I obviously don't know what you mean when you say "the software crisis". I foolishly assumed you meant a crisis in software, not that it works so well that people can't get enough of it. Most people say "software crisis" when they are about to make comments on how horrible the state of the industry is, and how it needs to "mature", and get a bunch of rules and complex industry review processes and formal proofs of correctness that make it difficult to get to the point of getting work done that you know is right. They say "software crisis" to mean that we need heavyweight waterfall models of development where every stage is completed and cast in stone in turn. This is the opposite of productivity. It's safety at the expense of productivity.
If you're using that term to talk about the opposite problem, then perhaps you ought to mention that first.

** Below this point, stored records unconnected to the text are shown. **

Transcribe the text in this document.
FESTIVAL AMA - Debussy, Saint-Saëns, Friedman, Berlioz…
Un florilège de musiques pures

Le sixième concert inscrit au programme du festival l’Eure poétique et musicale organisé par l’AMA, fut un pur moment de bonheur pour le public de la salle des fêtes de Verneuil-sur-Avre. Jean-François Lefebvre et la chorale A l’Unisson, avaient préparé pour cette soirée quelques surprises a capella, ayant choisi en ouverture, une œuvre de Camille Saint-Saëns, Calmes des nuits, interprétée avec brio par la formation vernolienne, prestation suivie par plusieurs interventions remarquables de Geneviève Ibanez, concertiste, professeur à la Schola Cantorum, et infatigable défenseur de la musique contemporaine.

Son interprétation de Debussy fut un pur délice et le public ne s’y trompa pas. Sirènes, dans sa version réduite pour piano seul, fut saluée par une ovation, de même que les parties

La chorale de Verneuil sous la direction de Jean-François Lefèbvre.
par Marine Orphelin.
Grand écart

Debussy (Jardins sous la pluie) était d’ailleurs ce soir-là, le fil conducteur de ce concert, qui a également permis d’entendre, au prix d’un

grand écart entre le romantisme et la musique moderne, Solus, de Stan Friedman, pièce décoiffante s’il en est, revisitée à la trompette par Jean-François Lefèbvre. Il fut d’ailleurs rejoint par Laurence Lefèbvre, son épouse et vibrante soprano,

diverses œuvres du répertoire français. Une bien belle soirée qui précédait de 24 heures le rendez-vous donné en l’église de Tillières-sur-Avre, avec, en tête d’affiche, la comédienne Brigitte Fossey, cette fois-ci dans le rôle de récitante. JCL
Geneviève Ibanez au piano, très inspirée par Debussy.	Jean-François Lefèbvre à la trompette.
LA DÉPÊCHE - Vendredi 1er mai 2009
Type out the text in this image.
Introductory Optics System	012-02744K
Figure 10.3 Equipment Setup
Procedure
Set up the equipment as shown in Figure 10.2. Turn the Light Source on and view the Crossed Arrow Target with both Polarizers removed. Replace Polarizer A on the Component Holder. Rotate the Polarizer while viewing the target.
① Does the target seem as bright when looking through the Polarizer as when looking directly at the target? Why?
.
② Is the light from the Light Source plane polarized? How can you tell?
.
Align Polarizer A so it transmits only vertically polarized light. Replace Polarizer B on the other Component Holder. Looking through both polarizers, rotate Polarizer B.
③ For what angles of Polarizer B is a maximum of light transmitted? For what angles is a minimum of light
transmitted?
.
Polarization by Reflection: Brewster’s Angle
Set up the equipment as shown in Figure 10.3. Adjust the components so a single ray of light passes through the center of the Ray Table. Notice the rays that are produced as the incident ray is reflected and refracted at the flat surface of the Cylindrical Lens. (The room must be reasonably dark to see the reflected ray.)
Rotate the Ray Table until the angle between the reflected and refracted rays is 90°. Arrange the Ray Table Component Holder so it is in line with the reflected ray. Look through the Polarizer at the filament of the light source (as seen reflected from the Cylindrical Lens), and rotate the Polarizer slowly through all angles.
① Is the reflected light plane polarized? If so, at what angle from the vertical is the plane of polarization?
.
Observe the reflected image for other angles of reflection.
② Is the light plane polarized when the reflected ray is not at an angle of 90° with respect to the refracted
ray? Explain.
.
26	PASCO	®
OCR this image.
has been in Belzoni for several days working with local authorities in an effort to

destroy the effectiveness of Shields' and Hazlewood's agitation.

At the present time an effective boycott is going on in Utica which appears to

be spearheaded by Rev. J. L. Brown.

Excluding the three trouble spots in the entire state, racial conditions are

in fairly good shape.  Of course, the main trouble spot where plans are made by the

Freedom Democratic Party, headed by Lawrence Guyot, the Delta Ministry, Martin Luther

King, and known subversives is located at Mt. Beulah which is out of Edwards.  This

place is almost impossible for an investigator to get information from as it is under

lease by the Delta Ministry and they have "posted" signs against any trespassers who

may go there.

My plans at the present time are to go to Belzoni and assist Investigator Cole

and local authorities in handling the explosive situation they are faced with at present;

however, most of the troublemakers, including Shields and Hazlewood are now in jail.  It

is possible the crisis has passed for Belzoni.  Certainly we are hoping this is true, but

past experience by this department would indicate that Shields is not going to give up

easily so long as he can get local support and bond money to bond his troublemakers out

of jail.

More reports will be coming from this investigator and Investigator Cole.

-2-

> Yes, but who meets all of their other software needs? Are you claiming
that
> you can single-handedly meet the entire world demand for software
> development? Have you established that your clients have no unmet software
> needs? I bet if you investigated, just a little, you would soon understand
> what the software crisis really is.
Why are you being condescending. I realize that there are unmet software *wants* in the world. I realize that more software development will further increase the productivity of many businesses. I don't think this is a crisis. What you're essentially saying is that because a better way of doing things came around and not everyone is using it, we're in a state of crisis. Wow! I can imagine all the earthquakes and volcanoes destroying the planet if only we didn't have the enormous software infrastructure we already have.
Perhaps we have different understandings of the definition of "crisis."
> Incidentally: Why not bug-free? Many, many, many developments in
engineering
> are completed successfully and without bugs. Why can we not deliver this
in
> software? Hmmm?
Now you're sounding like the software crisis people I talked about above. The answer is that there is such a pressing need for software development. There isn't time to do formal verifications, extensive review processes, etc. except in places where correctness is a critically important system requirement. In security software, in the hard real-time market, etc. you do see a lot of exactly these kinds of verification, review, and bug-free systems... along with orders of magnitude less productivity in terms of software functionality.